Often, I find myself working for longer timespans in a particular Flow distribution, jumping between the different packages of the distribution very often. In order to save some keystrokes, I found the "cdpath" variable in ZSH, which can be defined like:

cdpath=(/..../FlowBase/Packages/Framework /..../FlowBase/Packages/Application)

Then, you can directly cd into any subdirectory of the directories in cdpath. This enables you to directly jump to all packages inside the distribution:

cd Acme.Demo
cd SandstormMedia.Plumber

In order to work with multiple distributions more easily, you should set the flow_distribution_paths variable inside your .zshrc to the base directories of all distributions:

flow_distribution_paths=(/Volumes/data/htdocs/FlowBase /Volumes/data/htdocs/PackageRepositoryDistribution /Volumes/data/htdocs/SandstormMediaFlowDistribution)

Then, you can use the f-set-distribution command to choose which distribution shall be active right now.

The system automatically updates the cdpath in ALL running zsh instances :-)

Often, I need to run some command in all packages. Before using composer, this was easy using git submodule foreach.

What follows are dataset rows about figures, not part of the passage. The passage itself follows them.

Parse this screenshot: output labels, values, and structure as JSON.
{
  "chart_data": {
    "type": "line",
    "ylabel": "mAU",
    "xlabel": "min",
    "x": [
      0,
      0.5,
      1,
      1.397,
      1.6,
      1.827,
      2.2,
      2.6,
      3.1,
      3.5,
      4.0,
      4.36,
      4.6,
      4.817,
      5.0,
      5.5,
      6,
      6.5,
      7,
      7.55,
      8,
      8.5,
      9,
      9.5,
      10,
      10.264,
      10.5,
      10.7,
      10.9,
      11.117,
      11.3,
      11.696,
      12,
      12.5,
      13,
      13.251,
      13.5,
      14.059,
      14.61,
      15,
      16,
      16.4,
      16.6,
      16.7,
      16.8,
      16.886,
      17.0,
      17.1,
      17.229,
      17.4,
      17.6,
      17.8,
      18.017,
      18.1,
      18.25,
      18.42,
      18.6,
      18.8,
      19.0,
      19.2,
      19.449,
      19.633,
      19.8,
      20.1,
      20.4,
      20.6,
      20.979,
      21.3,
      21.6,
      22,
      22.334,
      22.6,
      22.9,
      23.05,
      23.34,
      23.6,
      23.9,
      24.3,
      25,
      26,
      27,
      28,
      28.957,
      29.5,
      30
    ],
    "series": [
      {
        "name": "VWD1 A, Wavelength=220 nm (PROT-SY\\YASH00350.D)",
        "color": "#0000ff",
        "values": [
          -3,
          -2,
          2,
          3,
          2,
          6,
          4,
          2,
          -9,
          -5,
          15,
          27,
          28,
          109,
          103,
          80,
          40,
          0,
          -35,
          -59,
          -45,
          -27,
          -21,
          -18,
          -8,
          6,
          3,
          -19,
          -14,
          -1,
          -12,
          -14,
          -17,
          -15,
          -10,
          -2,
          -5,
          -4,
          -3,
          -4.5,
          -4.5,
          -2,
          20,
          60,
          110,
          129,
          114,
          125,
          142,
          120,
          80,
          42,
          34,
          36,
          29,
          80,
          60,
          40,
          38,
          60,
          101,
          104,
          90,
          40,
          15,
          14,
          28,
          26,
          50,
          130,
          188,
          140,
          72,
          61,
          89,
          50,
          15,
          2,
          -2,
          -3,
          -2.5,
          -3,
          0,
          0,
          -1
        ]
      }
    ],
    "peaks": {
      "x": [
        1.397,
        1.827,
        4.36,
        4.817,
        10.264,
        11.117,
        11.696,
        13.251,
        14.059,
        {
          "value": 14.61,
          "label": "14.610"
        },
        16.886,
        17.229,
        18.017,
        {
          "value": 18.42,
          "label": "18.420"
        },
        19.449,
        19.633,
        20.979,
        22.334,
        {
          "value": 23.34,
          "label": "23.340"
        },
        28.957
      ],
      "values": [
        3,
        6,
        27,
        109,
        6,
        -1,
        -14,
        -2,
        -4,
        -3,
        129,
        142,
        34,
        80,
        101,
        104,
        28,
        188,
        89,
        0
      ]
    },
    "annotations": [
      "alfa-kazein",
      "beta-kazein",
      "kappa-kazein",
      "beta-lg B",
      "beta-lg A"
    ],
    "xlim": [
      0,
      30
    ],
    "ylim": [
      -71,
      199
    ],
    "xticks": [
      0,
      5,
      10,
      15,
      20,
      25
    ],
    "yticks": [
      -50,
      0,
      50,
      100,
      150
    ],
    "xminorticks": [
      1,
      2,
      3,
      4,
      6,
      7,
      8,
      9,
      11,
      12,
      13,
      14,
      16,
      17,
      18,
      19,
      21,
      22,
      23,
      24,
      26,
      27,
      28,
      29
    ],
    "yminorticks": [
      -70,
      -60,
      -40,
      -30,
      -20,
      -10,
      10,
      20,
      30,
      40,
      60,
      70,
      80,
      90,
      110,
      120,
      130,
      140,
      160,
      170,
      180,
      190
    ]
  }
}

This is why we install f-package-foreach which loops through all Flow packages; skipping all Packages/Libraries.

Usage:

f-package-foreach <your-command>

This command can be run from any subdirectory inside the current Flow distribution, and will always loop through all packages.

The system caches temporary files inside Data/Temporary/Development/.flow-autocompletion* in order to not invoke ./flow too often (to improve performance).

If you have suggestions on how to improve this software, pull requests etc are highly appreciated :-)

Or you can contact me directly as well, I usually hang out as sebastian in slack.neos.io.

You can choose to use the LGPL or MIT license when you use this work.